I have one Facebook friend who knows I am a regular, and she is always requesting more lives. Always. Every time I open the program I have a message in my inbox: “Please send Jackie a life.” It makes me laugh, because the only relief from Candy Crush is running out of lives and so being denied the chance to waste more time there.
There is very little skill involved in Candy Crush. I have some moves, but really the board has to cooperate. It’s a battle with frustration, and it does encourage one to develop a somewhat zen attitude. I imagine it is not a good game for people who are truly competitive.
The idea of candy crush “lives,” like, really, the idea of crushing candy, is a nice absurdity. I place it at the opposite end of the spectrum to the famous poem: “The Summer Day” by Mary Oliver, where she asks: “What is it you plan to do/ with your one wild and precious life?”

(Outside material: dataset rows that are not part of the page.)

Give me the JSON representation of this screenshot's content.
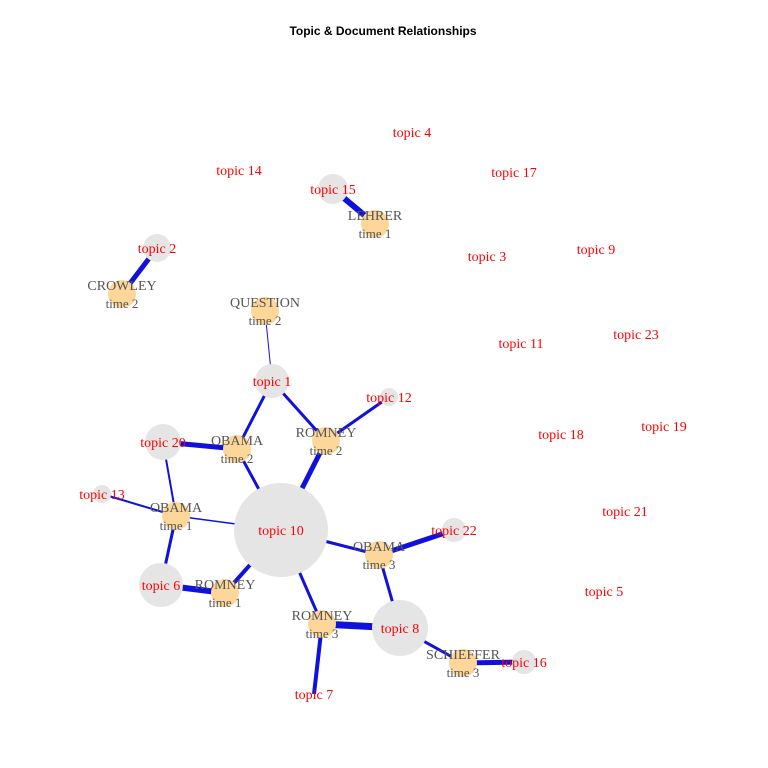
{
  "title": "Topic & Document Relationships",
  "colors": {
    "edge": "#1111dd",
    "topic_node": "#e5e5e5",
    "doc_node": "#fdd699",
    "topic_label": "#ff0000",
    "doc_label": "#555555"
  },
  "topics": [
    {
      "id": "t1",
      "label": "topic 1",
      "connected": true
    },
    {
      "id": "t2",
      "label": "topic 2",
      "connected": true
    },
    {
      "id": "t3",
      "label": "topic 3",
      "connected": false
    },
    {
      "id": "t4",
      "label": "topic 4",
      "connected": false
    },
    {
      "id": "t5",
      "label": "topic 5",
      "connected": false
    },
    {
      "id": "t6",
      "label": "topic 6",
      "connected": true
    },
    {
      "id": "t7",
      "label": "topic 7",
      "connected": true
    },
    {
      "id": "t8",
      "label": "topic 8",
      "connected": true
    },
    {
      "id": "t9",
      "label": "topic 9",
      "connected": false
    },
    {
      "id": "t10",
      "label": "topic 10",
      "connected": true
    },
    {
      "id": "t11",
      "label": "topic 11",
      "connected": false
    },
    {
      "id": "t12",
      "label": "topic 12",
      "connected": true
    },
    {
      "id": "t13",
      "label": "topic 13",
      "connected": true
    },
    {
      "id": "t14",
      "label": "topic 14",
      "connected": false
    },
    {
      "id": "t15",
      "label": "topic 15",
      "connected": true
    },
    {
      "id": "t16",
      "label": "topic 16",
      "connected": true
    },
    {
      "id": "t17",
      "label": "topic 17",
      "connected": false
    },
    {
      "id": "t18",
      "label": "topic 18",
      "connected": false
    },
    {
      "id": "t19",
      "label": "topic 19",
      "connected": false
    },
    {
      "id": "t20",
      "label": "topic 20",
      "connected": true
    },
    {
      "id": "t21",
      "label": "topic 21",
      "connected": false
    },
    {
      "id": "t22",
      "label": "topic 22",
      "connected": true
    },
    {
      "id": "t23",
      "label": "topic 23",
      "connected": false
    }
  ],
  "documents": [
    {
      "id": "lehrer1",
      "name": "LEHRER",
      "time": "time 1"
    },
    {
      "id": "crowley2",
      "name": "CROWLEY",
      "time": "time 2"
    },
    {
      "id": "question2",
      "name": "QUESTION",
      "time": "time 2"
    },
    {
      "id": "obama2",
      "name": "OBAMA",
      "time": "time 2"
    },
    {
      "id": "romney2",
      "name": "ROMNEY",
      "time": "time 2"
    },
    {
      "id": "obama1",
      "name": "OBAMA",
      "time": "time 1"
    },
    {
      "id": "romney1",
      "name": "ROMNEY",
      "time": "time 1"
    },
    {
      "id": "obama3",
      "name": "OBAMA",
      "time": "time 3"
    },
    {
      "id": "romney3",
      "name": "ROMNEY",
      "time": "time 3"
    },
    {
      "id": "schieffer3",
      "name": "SCHIEFFER",
      "time": "time 3"
    }
  ],
  "edges": [
    {
      "from": "t15",
      "to": "lehrer1"
    },
    {
      "from": "t2",
      "to": "crowley2"
    },
    {
      "from": "t1",
      "to": "question2"
    },
    {
      "from": "t1",
      "to": "obama2"
    },
    {
      "from": "t1",
      "to": "romney2"
    },
    {
      "from": "t12",
      "to": "romney2"
    },
    {
      "from": "t20",
      "to": "obama2"
    },
    {
      "from": "t10",
      "to": "obama2"
    },
    {
      "from": "t10",
      "to": "romney2"
    },
    {
      "from": "t20",
      "to": "obama1"
    },
    {
      "from": "t13",
      "to": "obama1"
    },
    {
      "from": "t10",
      "to": "obama1"
    },
    {
      "from": "t6",
      "to": "obama1"
    },
    {
      "from": "t6",
      "to": "romney1"
    },
    {
      "from": "t10",
      "to": "romney1"
    },
    {
      "from": "t10",
      "to": "obama3"
    },
    {
      "from": "t22",
      "to": "obama3"
    },
    {
      "from": "t10",
      "to": "romney3"
    },
    {
      "from": "t8",
      "to": "obama3"
    },
    {
      "from": "t8",
      "to": "romney3"
    },
    {
      "from": "t8",
      "to": "schieffer3"
    },
    {
      "from": "t16",
      "to": "schieffer3"
    },
    {
      "from": "t7",
      "to": "romney3"
    }
  ]
}
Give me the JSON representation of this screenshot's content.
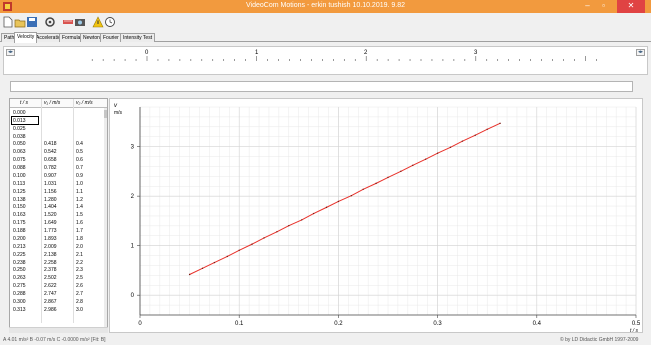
{
  "window": {
    "title": "VideoCom Motions - erkin tushish 10.10.2019.  9.82",
    "controls": [
      "–",
      "▫",
      "✕"
    ]
  },
  "toolbar": {
    "icons": [
      "new-file-icon",
      "open-file-icon",
      "save-file-icon",
      "settings-icon",
      "measure-icon",
      "camera-icon",
      "warning-icon",
      "clock-icon"
    ]
  },
  "tabs": [
    {
      "label": "Path",
      "active": false
    },
    {
      "label": "Velocity",
      "active": true
    },
    {
      "label": "Acceleration",
      "active": false
    },
    {
      "label": "Formula",
      "active": false
    },
    {
      "label": "Newton",
      "active": false
    },
    {
      "label": "Fourier",
      "active": false
    },
    {
      "label": "Intensity Test",
      "active": false
    }
  ],
  "ruler": {
    "labels": [
      "0",
      "1",
      "2",
      "3"
    ]
  },
  "table": {
    "columns": [
      "t / s",
      "v₁ / m/s",
      "v₂ / m/s"
    ],
    "rows": [
      [
        "0.000",
        "",
        ""
      ],
      [
        "0.013",
        "",
        ""
      ],
      [
        "0.025",
        "",
        ""
      ],
      [
        "0.038",
        "",
        ""
      ],
      [
        "0.050",
        "0.418",
        "0.4"
      ],
      [
        "0.063",
        "0.542",
        "0.5"
      ],
      [
        "0.075",
        "0.658",
        "0.6"
      ],
      [
        "0.088",
        "0.782",
        "0.7"
      ],
      [
        "0.100",
        "0.907",
        "0.9"
      ],
      [
        "0.113",
        "1.031",
        "1.0"
      ],
      [
        "0.125",
        "1.156",
        "1.1"
      ],
      [
        "0.138",
        "1.280",
        "1.2"
      ],
      [
        "0.150",
        "1.404",
        "1.4"
      ],
      [
        "0.163",
        "1.520",
        "1.5"
      ],
      [
        "0.175",
        "1.649",
        "1.6"
      ],
      [
        "0.188",
        "1.773",
        "1.7"
      ],
      [
        "0.200",
        "1.893",
        "1.8"
      ],
      [
        "0.213",
        "2.009",
        "2.0"
      ],
      [
        "0.225",
        "2.138",
        "2.1"
      ],
      [
        "0.238",
        "2.258",
        "2.2"
      ],
      [
        "0.250",
        "2.378",
        "2.3"
      ],
      [
        "0.263",
        "2.502",
        "2.5"
      ],
      [
        "0.275",
        "2.622",
        "2.6"
      ],
      [
        "0.288",
        "2.747",
        "2.7"
      ],
      [
        "0.300",
        "2.867",
        "2.8"
      ],
      [
        "0.313",
        "2.986",
        "3.0"
      ]
    ]
  },
  "chart_data": {
    "type": "line",
    "ylabel": "v",
    "yunit": "m/s",
    "xunit": "t / s",
    "xlim": [
      0,
      0.5
    ],
    "ylim": [
      -0.4,
      3.8
    ],
    "xticks": [
      "0",
      "0.1",
      "0.2",
      "0.3",
      "0.4",
      "0.5"
    ],
    "yticks": [
      "0",
      "1",
      "2",
      "3"
    ],
    "grid": true,
    "series": [
      {
        "color": "#e8312a",
        "x": [
          0.05,
          0.063,
          0.075,
          0.088,
          0.1,
          0.113,
          0.125,
          0.138,
          0.15,
          0.163,
          0.175,
          0.188,
          0.2,
          0.213,
          0.225,
          0.238,
          0.25,
          0.263,
          0.275,
          0.288,
          0.3,
          0.313,
          0.325,
          0.338,
          0.35,
          0.363
        ],
        "y": [
          0.418,
          0.542,
          0.658,
          0.782,
          0.907,
          1.031,
          1.156,
          1.28,
          1.404,
          1.52,
          1.649,
          1.773,
          1.893,
          2.009,
          2.138,
          2.258,
          2.378,
          2.502,
          2.622,
          2.747,
          2.867,
          2.986,
          3.11,
          3.23,
          3.35,
          3.47
        ]
      }
    ]
  },
  "status": {
    "left": "A  4.01 m/s²    B  -0.07 m/s    C  -0.0000 m/s²   [Fit: B]",
    "right": "© by LD Didactic GmbH 1997-2009"
  }
}
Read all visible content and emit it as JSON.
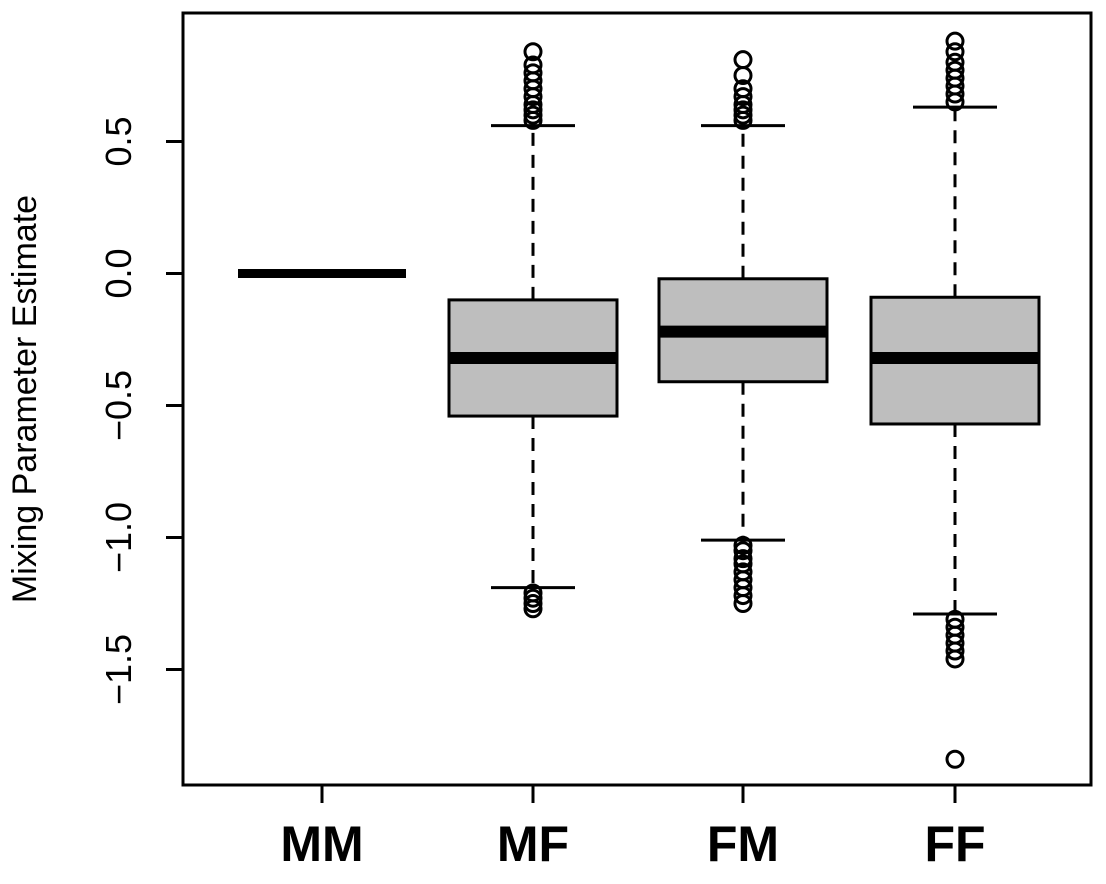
{
  "chart_data": {
    "type": "box",
    "ylabel": "Mixing Parameter Estimate",
    "xlabel": "",
    "title": "",
    "ylim": [
      -1.9,
      0.95
    ],
    "yticks": [
      -1.5,
      -1.0,
      -0.5,
      0.0,
      0.5
    ],
    "ytick_labels": [
      "−1.5",
      "−1.0",
      "−0.5",
      "0.0",
      "0.5"
    ],
    "categories": [
      "MM",
      "MF",
      "FM",
      "FF"
    ],
    "grid": false,
    "box_fill": "#bebebe",
    "boxes": [
      {
        "label": "MM",
        "q1": 0.0,
        "median": 0.0,
        "q3": 0.0,
        "whisker_low": 0.0,
        "whisker_high": 0.0,
        "outliers": []
      },
      {
        "label": "MF",
        "q1": -0.54,
        "median": -0.32,
        "q3": -0.1,
        "whisker_low": -1.19,
        "whisker_high": 0.56,
        "outliers": [
          0.58,
          0.6,
          0.62,
          0.64,
          0.67,
          0.7,
          0.73,
          0.76,
          0.79,
          0.84,
          -1.21,
          -1.23,
          -1.25,
          -1.27
        ]
      },
      {
        "label": "FM",
        "q1": -0.41,
        "median": -0.22,
        "q3": -0.02,
        "whisker_low": -1.01,
        "whisker_high": 0.56,
        "outliers": [
          0.58,
          0.6,
          0.62,
          0.64,
          0.67,
          0.7,
          0.75,
          0.81,
          -1.03,
          -1.05,
          -1.08,
          -1.1,
          -1.13,
          -1.16,
          -1.19,
          -1.22,
          -1.25
        ]
      },
      {
        "label": "FF",
        "q1": -0.57,
        "median": -0.32,
        "q3": -0.09,
        "whisker_low": -1.29,
        "whisker_high": 0.63,
        "outliers": [
          0.65,
          0.68,
          0.71,
          0.74,
          0.77,
          0.8,
          0.84,
          0.88,
          -1.31,
          -1.34,
          -1.37,
          -1.4,
          -1.43,
          -1.46,
          -1.84
        ]
      }
    ]
  }
}
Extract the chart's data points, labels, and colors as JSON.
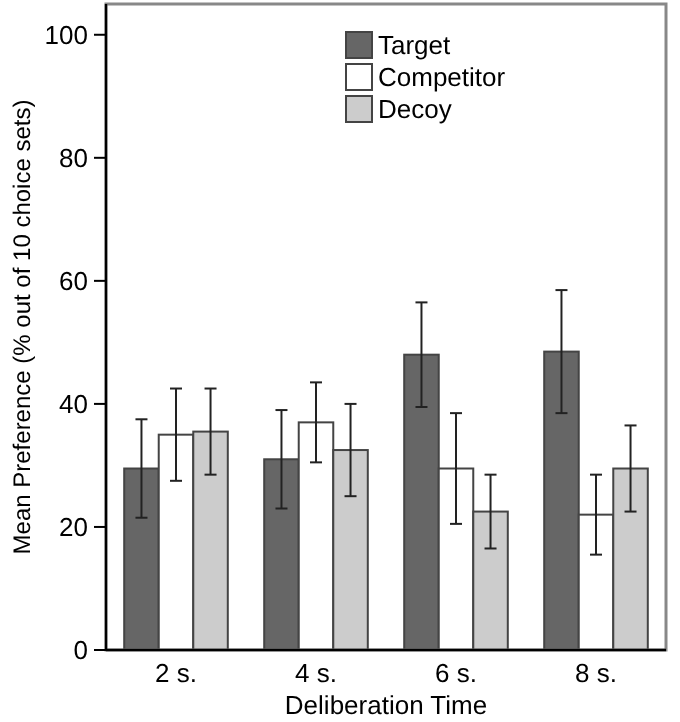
{
  "chart_data": {
    "type": "bar",
    "xlabel": "Deliberation Time",
    "ylabel": "Mean Preference (% out of 10 choice sets)",
    "categories": [
      "2 s.",
      "4 s.",
      "6 s.",
      "8 s."
    ],
    "series": [
      {
        "name": "Target",
        "color": "#666666",
        "values": [
          29.5,
          31,
          48,
          48.5
        ],
        "errors": [
          8,
          8,
          8.5,
          10
        ]
      },
      {
        "name": "Competitor",
        "color": "#ffffff",
        "values": [
          35,
          37,
          29.5,
          22
        ],
        "errors": [
          7.5,
          6.5,
          9,
          6.5
        ]
      },
      {
        "name": "Decoy",
        "color": "#cccccc",
        "values": [
          35.5,
          32.5,
          22.5,
          29.5
        ],
        "errors": [
          7,
          7.5,
          6,
          7
        ]
      }
    ],
    "ylim": [
      0,
      105
    ],
    "yticks": [
      0,
      20,
      40,
      60,
      80,
      100
    ],
    "grid": false,
    "legend": "top right"
  }
}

Here is Mary Oliver’s poem, which encourages us to do less and so do more. Watch the grasshoppers. See how they move their jaws. I planted the cold frame today, watering it deeply, spreading some hardwood ash and fertilizer, then seeding it with a variety of greens, spinach, kale, collards. It might still freeze, but those seeds can do their work and take off once it’s warm enough. And now, to go see my friends and spend a few of my magically recharging lives!
The Summer Day
by Mary Oliver
Who made the world?
Who made the swan, and the black bear?
Who made the grasshopper?
This grasshopper, I mean–
the one who has flung herself out of the grass,
the one who is eating sugar out of my hand,
who is moving her jaws back and forth instead of up and down–
who is gazing around with her enormous and complicated eyes.
Now she lifts her pale forearms and thoroughly washes her face.
Now she snaps her wings open, and floats away.
I don’t know exactly what a prayer is.
I do know how to pay attention, how to fall down
into the grass, how to kneel down in the grass,
how to be idle and blessed, how to stroll through the fields,
which is what I have been doing all day.
Tell me, what else should I have done?
Doesn’t everything die at last, and too soon?
Tell me, what is it you plan to do
with your one wild and precious life?
from New and Selected Poems, 1992
Beacon Press, Boston, MA
Copyright 1992 by Mary Oliver.
All rights reserved.
Lifting you up in prayer, Susan.
Love the poem.
May God bless you richly today in noticing the “little” things that too many of us take for granted. Thank you for teaching me about the jaws of grasshoppers! Reminds me of the Smothers Brothers’ song, “Crabs walk sideways, and lobsters walk straight.” And you know what….those little crabs on the sand do walk sideways!